Minnesota Attorney General Keith Ellison sued ExxonMobil, Koch Industries and the American Petroleum Institute, accusing them of running a “decades-long campaign of denial and disinformation about the existence of climate change and their products’ direct role in causing it.” The state is represented by private law firm Sher Edling, with the support of lawyers funded by billionaire Mike Bloomberg.
The lawsuit represents the latest tactical approach by Sher Edling, which is working under a contingency-fee agreement that would grant it a share of any money Minnesota wins. Instead of suing over climate emissions themselves, Minnesota is suing the companies and their industry association under state consumer-protection laws. The state claims consumers were misled into consuming gasoline and other fuels, exacerbating the effects of climate change and causing economic damage to Minnesota.
The defendants argue Minnesota’s lawsuit is simply “artful pleading” designed to get around the fundamental fact that the state is seeking to regulate carbon emissions beyond its borders.
While Minnesota has tried to tailor its claims to rest entirely on state consumer protection law, the defendants cite a Second Circuit Court of Appeals decision dismissing New York’s climate lawsuit because carbon emissions are at the heart of any claims.
“As long as the complaint seeks redress for harms allegedly caused by interstate greenhouse- gas emissions, federal common law governs,” the defendants stated in response to Minnesota’s argument for remand.
Minnesota says its case is fundamentally different because it sued in state court while New York filed in federal court to begin with.
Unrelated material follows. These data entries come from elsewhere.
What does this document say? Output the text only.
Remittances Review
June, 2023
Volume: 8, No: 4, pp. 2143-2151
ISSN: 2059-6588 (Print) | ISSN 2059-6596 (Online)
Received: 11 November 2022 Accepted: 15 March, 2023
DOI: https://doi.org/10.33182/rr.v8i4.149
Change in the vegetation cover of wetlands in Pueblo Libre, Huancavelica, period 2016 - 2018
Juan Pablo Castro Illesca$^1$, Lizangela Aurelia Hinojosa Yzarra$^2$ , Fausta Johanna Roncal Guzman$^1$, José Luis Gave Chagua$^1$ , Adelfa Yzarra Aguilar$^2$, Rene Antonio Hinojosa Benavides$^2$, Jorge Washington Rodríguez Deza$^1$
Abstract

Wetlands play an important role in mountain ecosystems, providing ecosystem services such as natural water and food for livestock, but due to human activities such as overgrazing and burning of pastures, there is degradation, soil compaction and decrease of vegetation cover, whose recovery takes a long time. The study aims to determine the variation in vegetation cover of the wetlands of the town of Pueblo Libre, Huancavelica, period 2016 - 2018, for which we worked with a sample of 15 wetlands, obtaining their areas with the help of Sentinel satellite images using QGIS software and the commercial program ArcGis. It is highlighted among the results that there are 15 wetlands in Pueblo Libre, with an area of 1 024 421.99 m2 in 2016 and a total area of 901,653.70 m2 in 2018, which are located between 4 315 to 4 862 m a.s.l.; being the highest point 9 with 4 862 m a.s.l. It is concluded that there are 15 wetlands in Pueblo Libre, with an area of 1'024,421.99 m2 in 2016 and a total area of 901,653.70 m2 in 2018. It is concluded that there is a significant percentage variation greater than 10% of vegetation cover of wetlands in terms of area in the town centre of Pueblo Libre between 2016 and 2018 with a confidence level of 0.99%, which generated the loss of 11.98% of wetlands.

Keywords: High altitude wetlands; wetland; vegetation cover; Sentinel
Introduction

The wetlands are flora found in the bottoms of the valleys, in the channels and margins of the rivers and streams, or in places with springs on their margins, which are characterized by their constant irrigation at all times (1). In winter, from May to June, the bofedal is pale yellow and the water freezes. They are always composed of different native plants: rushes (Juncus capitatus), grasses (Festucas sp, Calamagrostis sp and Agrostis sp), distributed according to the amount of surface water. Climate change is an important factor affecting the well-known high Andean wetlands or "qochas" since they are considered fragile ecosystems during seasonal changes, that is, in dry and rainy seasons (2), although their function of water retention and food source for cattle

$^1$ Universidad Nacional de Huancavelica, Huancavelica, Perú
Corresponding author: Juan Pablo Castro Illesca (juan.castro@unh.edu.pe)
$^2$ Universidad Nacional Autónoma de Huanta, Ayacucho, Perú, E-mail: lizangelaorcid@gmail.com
The defendants say the same legal principles are involved, however. Any damages Minnesota wins “would effectively regulate” the oil companies far beyond state borders because carbon molecules flow effortlessly across state lines, the companies argue.
Both sides have court decisions to cite in their favor. The U.S. Supreme Court handed the oil industry a partial win last year when it ruled that appeals courts must consider all the reasons for removing climate lawsuits to federal court, in a case involving the city of Baltimore. Federal appeals courts in New York and California have also dismissed climate lawsuits as effectively preempted by federal laws and regulations.
But four appellate courts and seven district courts have remanded similar lawsuits to state court, ruling they can be tailored to avoid federal claims.
The oil companies’ appeal will be heard before Eighth Circuit judges L. Steven Grasz, David R. Stras and Jonathan A. Kobes.
Minnesota’s lawsuit has drawn fierce criticism from outside groups opposed to the involvement of third parties and private law firms in public litigation. Energy Policy Advocates, a Washington State nonprofit, sued Minnesota in 2019 to reveal information about coordination with out-of-state activists and AGs. At a hearing before the Minnesota Supreme Court earlier this year, one justice said the state’s argument for secrecy under a law protecting “private data on individuals,” “makes no sense to me, zero.”
In June 2021, a Minnesota Court of Appeals ruled that Ellison could not conceal his office’s communications with attorneys general in other states, rejecting arguments they were protected by the attorney-client privilege. Information shared with third parties must also be shared with the public, the court ruled.
The Minnesota Senate in February advanced a bill that would limit the AG Office’s power to hire outside attorneys and limiting how much they can be paid. Sher Edling stands to make hundreds of millions of dollars in fees from lawsuits in Minnesota and other states if their claims for billions of dollars in climate damages are upheld.